Sehingga, tak bisa serta merta harga diminta untuk diturunkan. Jika hal tersebut terjadi, dikhawatirkan justru terjadi penurunan kualitas dalam pengetesan spesimen. "Semua harga yang dibayar kan sudah termasuk tenaga kesehatan. Kalau hanya reagen mungkin di dalam struktur cost 50 persen," jelasnya.
Perlu Ada Subsidi
Pakar kesehatan Universitas Indonesia Zubairi Djoerban mendorong pemerintah memberikan subsidi untuk menurunkan tarif tes PCR dengan tetap menjaga kualitas hasil tes. Sebab, kata dia, tarif ideal saat ini berkisar Rp300 ribu per orang meskipun hasil evaluasi dari otoritas terkait tidak bisa kurang dari Rp400 ribu per orang.
Ia juga berpendapat selisih tarif PCR dapat ditutup menggunakan alokasi dana pemerintah atau program subsidi. "Subsidinya Rp100 ribu atau Rp200 ribu sehingga biaya yang dibayarkan oleh masyarakat lebih murah," katanya seperti dikutip Antara.

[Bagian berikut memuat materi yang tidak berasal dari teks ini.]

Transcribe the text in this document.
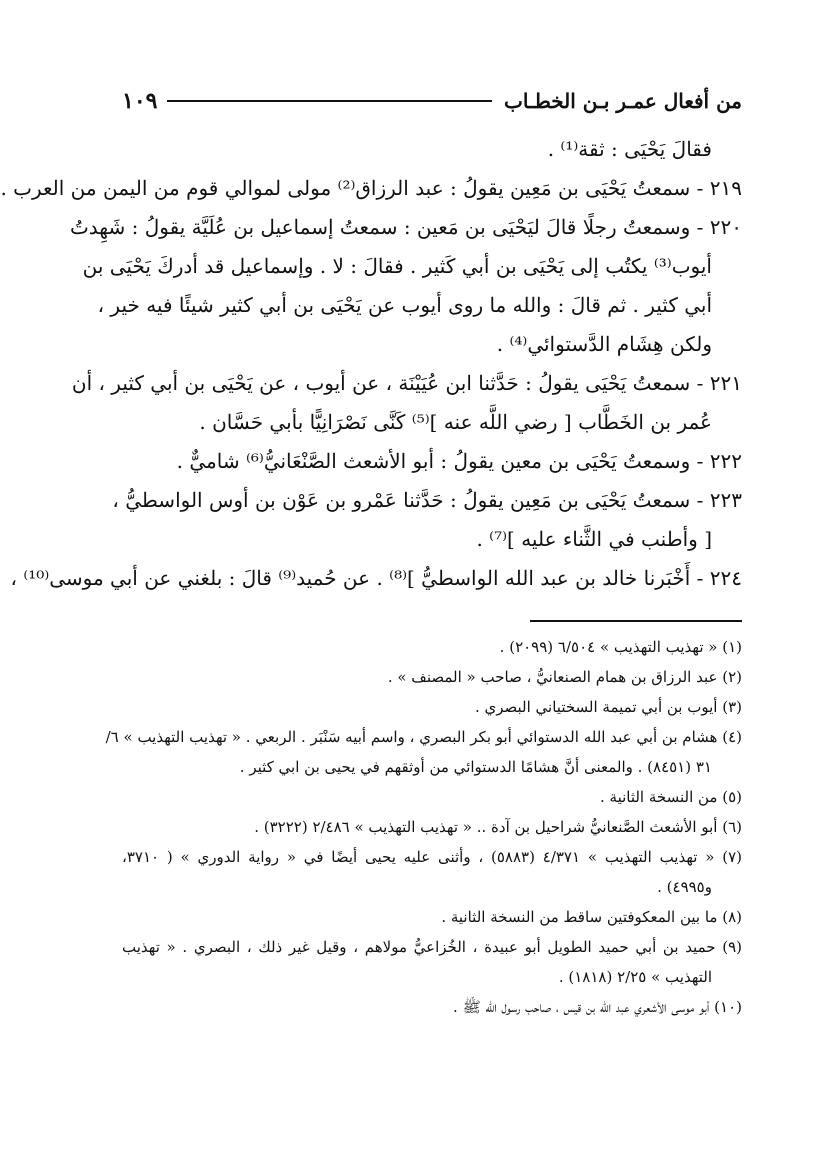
من أفعال عمـر بـن الخطـاب
١٠٩
فقالَ يَحْيَى : ثقة⁽¹⁾ .
٢١٩ - سمعتُ يَحْيَى بن مَعِين يقولُ : عبد الرزاق⁽²⁾ مولى لموالي قوم من اليمن من العرب .
٢٢٠ - وسمعتُ رجلًا قالَ ليَحْيَى بن مَعين : سمعتُ إسماعيل بن عُلَيَّة يقولُ : شَهِدتُ
أيوب⁽³⁾ يكتُب إلى يَحْيَى بن أبي كَثير . فقالَ : لا . وإسماعيل قد أدركَ يَحْيَى بن
أبي كثير . ثم قالَ : والله ما روى أيوب عن يَحْيَى بن أبي كثير شيئًا فيه خير ،
ولكن هِشَام الدَّستوائي⁽⁴⁾ .
٢٢١ - سمعتُ يَحْيَى يقولُ : حَدَّثنا ابن عُيَيْنَة ، عن أيوب ، عن يَحْيَى بن أبي كثير ، أن
عُمر بن الخَطَّاب [ رضي اللَّه عنه ]⁽⁵⁾ كَنَّى نَصْرَانِيًّا بأبي حَسَّان .
٢٢٢ - وسمعتُ يَحْيَى بن معين يقولُ : أبو الأشعث الصَّنْعَانيُّ⁽⁶⁾ شاميٌّ .
٢٢٣ - سمعتُ يَحْيَى بن مَعِين يقولُ : حَدَّثنا عَمْرو بن عَوْن بن أوس الواسطيُّ ،
[ وأطنب في الثَّناء عليه ]⁽⁷⁾ .
٢٢٤ - أَخْبَرنا خالد بن عبد الله الواسطيُّ ]⁽⁸⁾ . عن حُميد⁽⁹⁾ قالَ : بلغني عن أبي موسى⁽¹⁰⁾ ،
(١) « تهذيب التهذيب » ٦/٥٠٤ (٢٠٩٩) .
(٢) عبد الرزاق بن همام الصنعانيُّ ، صاحب « المصنف » .
(٣) أيوب بن أبي تميمة السختياني البصري .
(٤) هشام بن أبي عبد الله الدستوائي أبو بكر البصري ، واسم أبيه سَنْبَر . الربعي . « تهذيب التهذيب » ٦/
٣١ (٨٤٥١) . والمعنى أنَّ هشامًا الدستوائي من أوثقهم في يحيى بن ابي كثير .
(٥) من النسخة الثانية .
(٦) أبو الأشعث الصَّنعانيُّ شراحيل بن آدة .. « تهذيب التهذيب » ٢/٤٨٦ (٣٢٢٢) .
(٧) « تهذيب التهذيب » ٤/٣٧١ (٥٨٨٣) ، وأثنى عليه يحيى أيضًا في « رواية الدوري » ( ٣٧١٠،
و٤٩٩٥) .
(٨) ما بين المعكوفتين ساقط من النسخة الثانية .
(٩) حميد بن أبي حميد الطويل أبو عبيدة ، الخُزاعيُّ مولاهم ، وقيل غير ذلك ، البصري . « تهذيب
التهذيب » ٢/٢٥ (١٨١٨) .
(١٠) أبو موسى الأشعري عبد الله بن قيس ، صاحب رسول الله ﷺ .
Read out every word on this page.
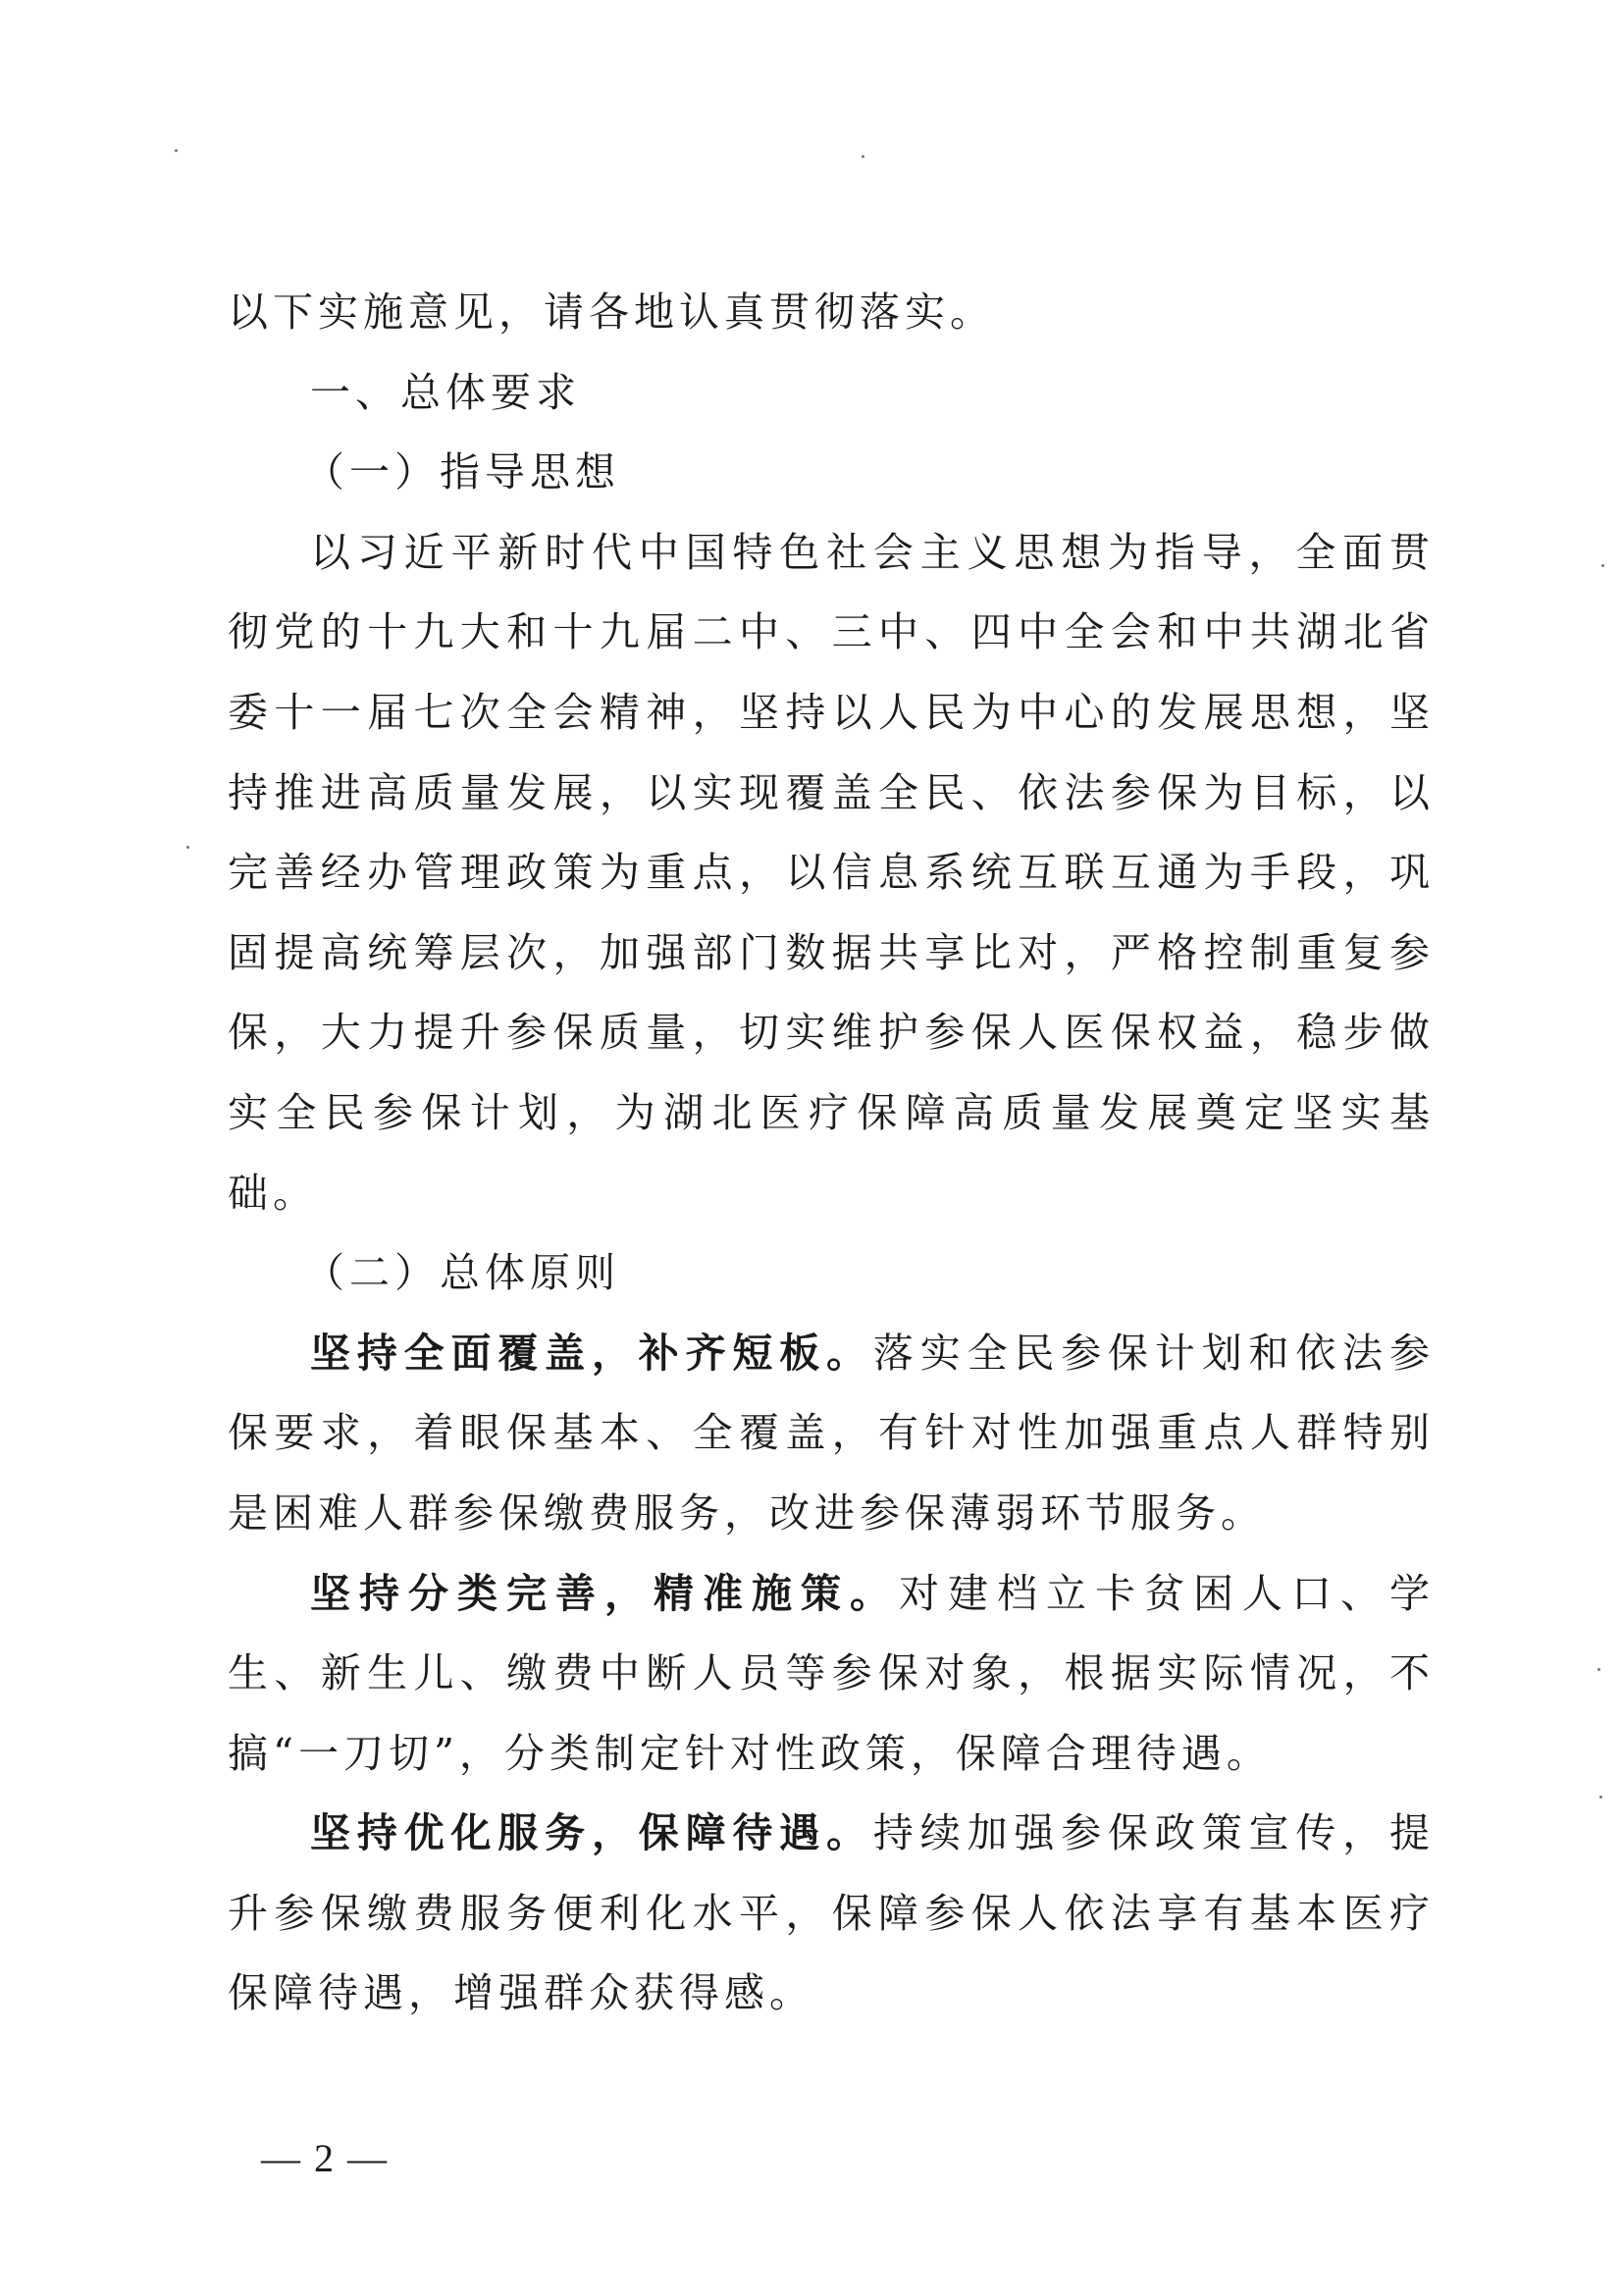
以下实施意见，请各地认真贯彻落实。

一、总体要求

（一）指导思想

以习近平新时代中国特色社会主义思想为指导，全面贯彻党的十九大和十九届二中、三中、四中全会和中共湖北省委十一届七次全会精神，坚持以人民为中心的发展思想，坚持推进高质量发展，以实现覆盖全民、依法参保为目标，以完善经办管理政策为重点，以信息系统互联互通为手段，巩固提高统筹层次，加强部门数据共享比对，严格控制重复参保，大力提升参保质量，切实维护参保人医保权益，稳步做实全民参保计划，为湖北医疗保障高质量发展奠定坚实基础。

（二）总体原则

坚持全面覆盖，补齐短板。落实全民参保计划和依法参保要求，着眼保基本、全覆盖，有针对性加强重点人群特别是困难人群参保缴费服务，改进参保薄弱环节服务。

坚持分类完善，精准施策。对建档立卡贫困人口、学生、新生儿、缴费中断人员等参保对象，根据实际情况，不搞“一刀切”，分类制定针对性政策，保障合理待遇。

坚持优化服务，保障待遇。持续加强参保政策宣传，提升参保缴费服务便利化水平，保障参保人依法享有基本医疗保障待遇，增强群众获得感。

— 2 —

Menurut Zubairi tarif layanan kesehatan akan sangat berhubungan erat dengan kualitas. Karena itu pemerintah perlu memberikan bantuan agar tak ada penurunan kualitas. Korelasi antara harga dan kualitas tersebut dapat dilihat dari perbedaan layanan tes PCR yang lebih akurasinya lebih tinggi dibandingkan antigen.
"PCR memang bagus untuk diagnosis lebih baik daripada antigen, namun antigen harganya Rp100, PCR Rp400 ribu. Jadi kalau harga bisa bisa turun tanpa menurunkan kualitas itu yang terbaik," kata alumini Institute Cancerologie et d’Immunogenetique Hopital Paul Brousse (Institut Kanker dan Imunogenetik RS Paul Brousse), Villejuif, Perancis itu.